Cela date de la charte d’Athènes, en 1933, établie lors d’un Congrès International d’Architecture Moderne, sous l’égide de Le Corbusier. Elle préconisait cette attribution d’une fonction unique à chaque espace ( quartier résidentiel, d’affaires, commercial, etc). C’est sur ce concept que se sont bâties les « villes archipel », où les possibilités de rencontres sont réduites.

Aujourd’hui, cette vision est dépassée, et l’on parle de « chronotopie » et de « chrono-urbanisme ».

De quoi s’agit-il ?

Il s’agit de voir la ville non seulement en fonction de l’espace, mais aussi du temps. Et ainsi ne plus représenter la ville comme une carte fixe, mais comme quelque chose qui se transforme au fil du temps. C’est ce qu’on appelle « la ville malléable ». Celle où le même espace peut avoir plusieurs fonctions selon le temps : un espace où les gens circulent en journée, et qui se transforme en parking la nuit ; l’utilisation des espaces du bâtiment de l’école (préau, cour, salles) par un public extérieur pour des réunions d’entreprises, le restaurant d’entreprise qui se transforme en brasserie ouverte le soir ou le week-end, le bureau qui accueille des étudiants pour y travailler. C’est un peu Airbnb partout et pour tout.

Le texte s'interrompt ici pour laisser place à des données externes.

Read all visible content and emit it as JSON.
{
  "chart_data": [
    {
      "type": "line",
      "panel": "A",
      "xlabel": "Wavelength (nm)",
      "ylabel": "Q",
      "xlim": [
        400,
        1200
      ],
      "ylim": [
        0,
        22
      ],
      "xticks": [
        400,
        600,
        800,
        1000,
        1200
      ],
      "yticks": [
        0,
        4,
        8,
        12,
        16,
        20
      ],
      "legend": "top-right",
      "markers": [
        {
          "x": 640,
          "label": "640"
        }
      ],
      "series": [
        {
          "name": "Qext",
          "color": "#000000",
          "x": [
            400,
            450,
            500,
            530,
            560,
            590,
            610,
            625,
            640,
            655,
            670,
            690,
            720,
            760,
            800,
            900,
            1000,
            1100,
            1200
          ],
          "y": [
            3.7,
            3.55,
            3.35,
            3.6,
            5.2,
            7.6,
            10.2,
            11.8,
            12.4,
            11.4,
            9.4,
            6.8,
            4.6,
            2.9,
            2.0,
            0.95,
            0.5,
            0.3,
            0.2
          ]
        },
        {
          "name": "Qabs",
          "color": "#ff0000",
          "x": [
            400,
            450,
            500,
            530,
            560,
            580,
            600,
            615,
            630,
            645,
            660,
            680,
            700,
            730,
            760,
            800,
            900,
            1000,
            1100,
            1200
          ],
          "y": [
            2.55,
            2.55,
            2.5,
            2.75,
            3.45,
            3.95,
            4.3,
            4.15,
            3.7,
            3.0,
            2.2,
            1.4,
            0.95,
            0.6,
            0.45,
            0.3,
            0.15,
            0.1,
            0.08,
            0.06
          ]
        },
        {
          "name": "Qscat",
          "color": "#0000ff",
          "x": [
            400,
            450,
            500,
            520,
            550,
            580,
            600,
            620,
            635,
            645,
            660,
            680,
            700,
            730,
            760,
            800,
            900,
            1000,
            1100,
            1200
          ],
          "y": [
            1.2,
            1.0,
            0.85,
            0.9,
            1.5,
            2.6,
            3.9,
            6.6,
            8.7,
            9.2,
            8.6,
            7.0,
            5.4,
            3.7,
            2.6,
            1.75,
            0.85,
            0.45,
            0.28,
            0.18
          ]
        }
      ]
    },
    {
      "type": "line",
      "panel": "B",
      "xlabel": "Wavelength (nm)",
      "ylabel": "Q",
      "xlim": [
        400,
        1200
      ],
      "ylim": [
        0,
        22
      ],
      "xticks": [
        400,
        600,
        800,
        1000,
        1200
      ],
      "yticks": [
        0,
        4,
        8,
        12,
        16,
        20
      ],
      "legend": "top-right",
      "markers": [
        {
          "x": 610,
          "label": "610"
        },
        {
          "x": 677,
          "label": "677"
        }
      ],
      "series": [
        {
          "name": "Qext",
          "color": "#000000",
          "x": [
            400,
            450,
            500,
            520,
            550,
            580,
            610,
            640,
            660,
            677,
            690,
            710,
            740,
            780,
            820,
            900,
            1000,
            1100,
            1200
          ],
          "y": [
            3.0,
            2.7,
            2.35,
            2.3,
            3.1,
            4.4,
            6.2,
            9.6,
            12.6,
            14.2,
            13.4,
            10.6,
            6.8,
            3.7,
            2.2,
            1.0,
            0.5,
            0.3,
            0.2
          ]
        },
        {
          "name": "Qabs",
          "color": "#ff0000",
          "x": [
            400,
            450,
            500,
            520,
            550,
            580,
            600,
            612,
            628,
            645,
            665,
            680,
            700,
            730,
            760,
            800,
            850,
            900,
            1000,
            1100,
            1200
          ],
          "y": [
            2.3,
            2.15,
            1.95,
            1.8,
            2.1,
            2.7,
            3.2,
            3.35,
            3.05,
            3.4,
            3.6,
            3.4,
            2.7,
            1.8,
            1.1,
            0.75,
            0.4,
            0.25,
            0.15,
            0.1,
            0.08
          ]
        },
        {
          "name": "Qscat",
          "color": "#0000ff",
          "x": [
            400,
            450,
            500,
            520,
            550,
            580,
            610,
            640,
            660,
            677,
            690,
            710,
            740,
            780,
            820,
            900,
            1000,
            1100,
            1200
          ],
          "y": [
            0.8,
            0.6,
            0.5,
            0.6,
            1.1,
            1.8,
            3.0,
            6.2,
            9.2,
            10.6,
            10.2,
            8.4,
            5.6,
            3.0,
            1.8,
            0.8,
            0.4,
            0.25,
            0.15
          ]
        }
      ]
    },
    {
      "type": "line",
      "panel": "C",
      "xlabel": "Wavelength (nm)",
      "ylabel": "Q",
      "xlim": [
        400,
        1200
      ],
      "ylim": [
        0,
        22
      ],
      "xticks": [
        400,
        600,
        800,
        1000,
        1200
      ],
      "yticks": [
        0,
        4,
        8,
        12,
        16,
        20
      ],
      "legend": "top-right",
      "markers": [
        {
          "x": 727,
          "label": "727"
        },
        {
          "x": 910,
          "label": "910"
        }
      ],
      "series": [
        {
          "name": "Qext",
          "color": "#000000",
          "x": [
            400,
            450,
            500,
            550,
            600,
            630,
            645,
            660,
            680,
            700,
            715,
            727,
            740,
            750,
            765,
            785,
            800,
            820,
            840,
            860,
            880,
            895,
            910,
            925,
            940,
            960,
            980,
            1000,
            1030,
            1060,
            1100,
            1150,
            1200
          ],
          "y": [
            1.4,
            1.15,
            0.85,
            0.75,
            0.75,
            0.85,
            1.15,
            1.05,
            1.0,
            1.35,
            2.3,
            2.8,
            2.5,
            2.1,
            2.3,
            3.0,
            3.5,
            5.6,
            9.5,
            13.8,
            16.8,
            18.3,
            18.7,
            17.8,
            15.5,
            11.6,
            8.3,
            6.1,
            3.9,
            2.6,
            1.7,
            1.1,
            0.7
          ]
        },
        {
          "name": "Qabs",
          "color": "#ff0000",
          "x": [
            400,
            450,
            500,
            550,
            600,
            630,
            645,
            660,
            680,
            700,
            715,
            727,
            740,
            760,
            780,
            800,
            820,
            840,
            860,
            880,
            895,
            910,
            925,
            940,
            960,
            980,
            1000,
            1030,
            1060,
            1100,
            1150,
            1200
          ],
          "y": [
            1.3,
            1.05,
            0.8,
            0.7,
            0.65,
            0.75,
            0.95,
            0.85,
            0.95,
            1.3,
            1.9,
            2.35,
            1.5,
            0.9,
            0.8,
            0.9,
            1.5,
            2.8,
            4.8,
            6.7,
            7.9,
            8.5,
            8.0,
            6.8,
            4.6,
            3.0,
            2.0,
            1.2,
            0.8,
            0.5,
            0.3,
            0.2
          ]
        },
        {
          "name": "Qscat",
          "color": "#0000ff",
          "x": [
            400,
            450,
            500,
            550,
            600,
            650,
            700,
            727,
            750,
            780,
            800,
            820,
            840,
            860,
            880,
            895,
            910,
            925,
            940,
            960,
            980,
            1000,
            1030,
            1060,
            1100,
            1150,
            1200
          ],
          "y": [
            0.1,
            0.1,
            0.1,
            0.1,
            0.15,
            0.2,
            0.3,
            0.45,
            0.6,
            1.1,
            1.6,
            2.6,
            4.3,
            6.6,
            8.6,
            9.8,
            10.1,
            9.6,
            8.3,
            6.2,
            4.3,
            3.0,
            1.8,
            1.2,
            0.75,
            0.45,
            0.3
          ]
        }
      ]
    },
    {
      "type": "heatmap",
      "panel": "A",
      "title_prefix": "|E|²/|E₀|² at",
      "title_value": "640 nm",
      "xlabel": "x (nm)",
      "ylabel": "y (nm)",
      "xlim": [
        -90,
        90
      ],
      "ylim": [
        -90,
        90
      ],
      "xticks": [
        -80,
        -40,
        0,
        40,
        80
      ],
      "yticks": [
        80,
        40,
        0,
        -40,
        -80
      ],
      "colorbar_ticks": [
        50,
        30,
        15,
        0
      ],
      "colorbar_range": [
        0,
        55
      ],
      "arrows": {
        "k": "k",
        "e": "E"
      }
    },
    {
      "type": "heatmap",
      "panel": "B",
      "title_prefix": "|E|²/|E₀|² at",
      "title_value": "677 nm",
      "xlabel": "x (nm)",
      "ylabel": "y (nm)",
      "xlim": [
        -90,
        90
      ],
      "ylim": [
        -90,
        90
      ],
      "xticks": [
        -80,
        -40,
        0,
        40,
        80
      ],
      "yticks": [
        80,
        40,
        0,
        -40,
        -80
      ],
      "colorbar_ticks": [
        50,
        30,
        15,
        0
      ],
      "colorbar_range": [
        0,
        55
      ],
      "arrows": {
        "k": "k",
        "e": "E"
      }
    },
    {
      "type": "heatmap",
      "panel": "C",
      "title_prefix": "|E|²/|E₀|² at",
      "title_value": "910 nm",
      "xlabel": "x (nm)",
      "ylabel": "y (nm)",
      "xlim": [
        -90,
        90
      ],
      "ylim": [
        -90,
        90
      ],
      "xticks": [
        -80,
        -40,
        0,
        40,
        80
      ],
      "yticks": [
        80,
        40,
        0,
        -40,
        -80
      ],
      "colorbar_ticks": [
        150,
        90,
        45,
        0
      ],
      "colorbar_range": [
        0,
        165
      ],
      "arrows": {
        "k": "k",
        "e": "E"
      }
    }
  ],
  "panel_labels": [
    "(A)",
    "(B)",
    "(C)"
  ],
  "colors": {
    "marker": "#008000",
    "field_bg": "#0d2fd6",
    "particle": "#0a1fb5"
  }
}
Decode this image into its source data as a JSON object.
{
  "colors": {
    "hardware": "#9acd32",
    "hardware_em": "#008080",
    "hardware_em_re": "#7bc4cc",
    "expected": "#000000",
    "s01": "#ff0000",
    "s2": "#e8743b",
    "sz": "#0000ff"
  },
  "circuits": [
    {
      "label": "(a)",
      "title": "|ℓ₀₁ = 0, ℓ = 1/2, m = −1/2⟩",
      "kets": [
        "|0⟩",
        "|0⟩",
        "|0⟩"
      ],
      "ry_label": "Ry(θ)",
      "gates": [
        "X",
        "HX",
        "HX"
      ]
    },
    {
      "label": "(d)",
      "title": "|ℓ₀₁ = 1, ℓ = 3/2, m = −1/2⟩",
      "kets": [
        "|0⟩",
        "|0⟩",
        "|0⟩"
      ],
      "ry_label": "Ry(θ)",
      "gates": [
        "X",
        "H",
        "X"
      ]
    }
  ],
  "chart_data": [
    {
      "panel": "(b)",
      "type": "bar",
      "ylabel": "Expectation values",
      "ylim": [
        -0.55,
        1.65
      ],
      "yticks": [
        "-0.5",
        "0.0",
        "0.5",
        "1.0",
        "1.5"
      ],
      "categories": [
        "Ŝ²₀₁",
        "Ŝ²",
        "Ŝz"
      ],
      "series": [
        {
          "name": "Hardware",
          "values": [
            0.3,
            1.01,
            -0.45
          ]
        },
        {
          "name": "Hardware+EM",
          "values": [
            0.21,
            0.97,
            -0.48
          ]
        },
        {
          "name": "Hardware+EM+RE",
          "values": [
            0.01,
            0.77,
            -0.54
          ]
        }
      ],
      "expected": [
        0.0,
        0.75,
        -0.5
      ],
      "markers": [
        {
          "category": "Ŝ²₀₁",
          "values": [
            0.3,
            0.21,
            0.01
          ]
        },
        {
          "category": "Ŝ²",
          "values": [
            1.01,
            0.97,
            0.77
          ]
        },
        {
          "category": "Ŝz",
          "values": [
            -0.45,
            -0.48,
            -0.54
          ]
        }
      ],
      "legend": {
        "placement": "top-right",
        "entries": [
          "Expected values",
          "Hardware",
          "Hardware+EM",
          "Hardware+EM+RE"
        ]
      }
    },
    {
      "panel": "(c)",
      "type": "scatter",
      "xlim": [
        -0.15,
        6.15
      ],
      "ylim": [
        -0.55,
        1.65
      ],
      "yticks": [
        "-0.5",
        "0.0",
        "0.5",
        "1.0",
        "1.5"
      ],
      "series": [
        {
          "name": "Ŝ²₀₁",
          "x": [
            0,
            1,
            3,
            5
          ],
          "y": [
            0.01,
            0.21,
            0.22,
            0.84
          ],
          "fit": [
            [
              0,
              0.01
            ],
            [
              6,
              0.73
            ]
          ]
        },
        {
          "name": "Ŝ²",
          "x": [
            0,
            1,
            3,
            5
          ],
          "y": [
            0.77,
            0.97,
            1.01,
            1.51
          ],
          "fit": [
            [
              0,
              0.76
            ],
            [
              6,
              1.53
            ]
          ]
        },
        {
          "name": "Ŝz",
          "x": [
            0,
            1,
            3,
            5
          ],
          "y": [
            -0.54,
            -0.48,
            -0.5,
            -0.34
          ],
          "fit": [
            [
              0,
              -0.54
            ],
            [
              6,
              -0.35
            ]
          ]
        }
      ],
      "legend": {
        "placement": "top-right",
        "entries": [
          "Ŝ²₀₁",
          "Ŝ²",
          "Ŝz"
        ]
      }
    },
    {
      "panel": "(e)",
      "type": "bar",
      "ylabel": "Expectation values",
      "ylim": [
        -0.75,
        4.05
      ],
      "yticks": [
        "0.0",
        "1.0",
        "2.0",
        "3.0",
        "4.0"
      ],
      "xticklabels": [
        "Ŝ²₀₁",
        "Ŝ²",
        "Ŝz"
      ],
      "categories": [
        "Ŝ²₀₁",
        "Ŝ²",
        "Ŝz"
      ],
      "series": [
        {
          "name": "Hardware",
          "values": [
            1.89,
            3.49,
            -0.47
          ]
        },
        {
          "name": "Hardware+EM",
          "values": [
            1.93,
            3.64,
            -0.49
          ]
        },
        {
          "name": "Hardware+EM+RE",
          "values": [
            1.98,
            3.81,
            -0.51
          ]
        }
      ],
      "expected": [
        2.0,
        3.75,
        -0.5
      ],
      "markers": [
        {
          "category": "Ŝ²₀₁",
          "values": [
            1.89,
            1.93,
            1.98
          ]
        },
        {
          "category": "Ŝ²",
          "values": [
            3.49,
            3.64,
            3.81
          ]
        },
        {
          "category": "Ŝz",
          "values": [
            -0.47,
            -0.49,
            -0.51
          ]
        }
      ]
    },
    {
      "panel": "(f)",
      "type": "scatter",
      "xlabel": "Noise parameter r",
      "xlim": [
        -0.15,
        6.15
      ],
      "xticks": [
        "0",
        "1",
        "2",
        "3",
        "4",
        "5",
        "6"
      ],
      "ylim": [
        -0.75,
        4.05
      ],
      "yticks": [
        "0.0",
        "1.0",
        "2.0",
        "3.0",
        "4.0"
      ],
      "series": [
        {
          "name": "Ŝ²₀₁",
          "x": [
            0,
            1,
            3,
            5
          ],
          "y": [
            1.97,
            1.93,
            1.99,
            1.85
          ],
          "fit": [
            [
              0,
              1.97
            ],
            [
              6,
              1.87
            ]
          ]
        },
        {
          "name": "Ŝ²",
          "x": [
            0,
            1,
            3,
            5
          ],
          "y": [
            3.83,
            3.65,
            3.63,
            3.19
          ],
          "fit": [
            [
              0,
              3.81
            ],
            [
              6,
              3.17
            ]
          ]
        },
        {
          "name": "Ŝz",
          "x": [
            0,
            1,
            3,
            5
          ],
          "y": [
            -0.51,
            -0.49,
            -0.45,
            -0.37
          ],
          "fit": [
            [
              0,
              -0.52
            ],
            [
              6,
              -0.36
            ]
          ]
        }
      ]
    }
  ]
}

Les espaces publics s’y mettent après les pratiques privées.

Nombreux particuliers ont déjà franchi un pas de plus de cette tendance, avec la nouvelle pratique de transformer leur salon en lieu de réunions pour des entreprises. Le Monde consacrait un dossier à cette pratique dans son numéro du 19 février, présentant ces particuliers qui louent leur loft ou une partie de leur appartement à la journée pour 1000 ou 1500 euros la réunion d’une équipe.

Et forcément des plateformes se sont créées sur le créneau, comme OfficeRiders, qui appellent les salariés qui font des réunions d’entreprises dans ces lieux privés des « riders ».  

Intéressant, dans ce dossier de voir ce qui motive les entreprises à organiser des réunions dans de tels lieux privés plutôt que dans leurs espaces de bureaux.

Comme le dit le fondateur de OfficeRiders, Florian Delifer, « Il y a principalement deux types d’entreprises qui font appel à nous. Les jeunes start-up qui n’ont jamais eu de bureau, et les entreprises qui ont laissé tomber leurs locaux au moment du Covid. Les unes comme les autres ont besoin de réunir leurs salariés une à deux fois par semaine, et apprécient de le faire chez des particuliers ».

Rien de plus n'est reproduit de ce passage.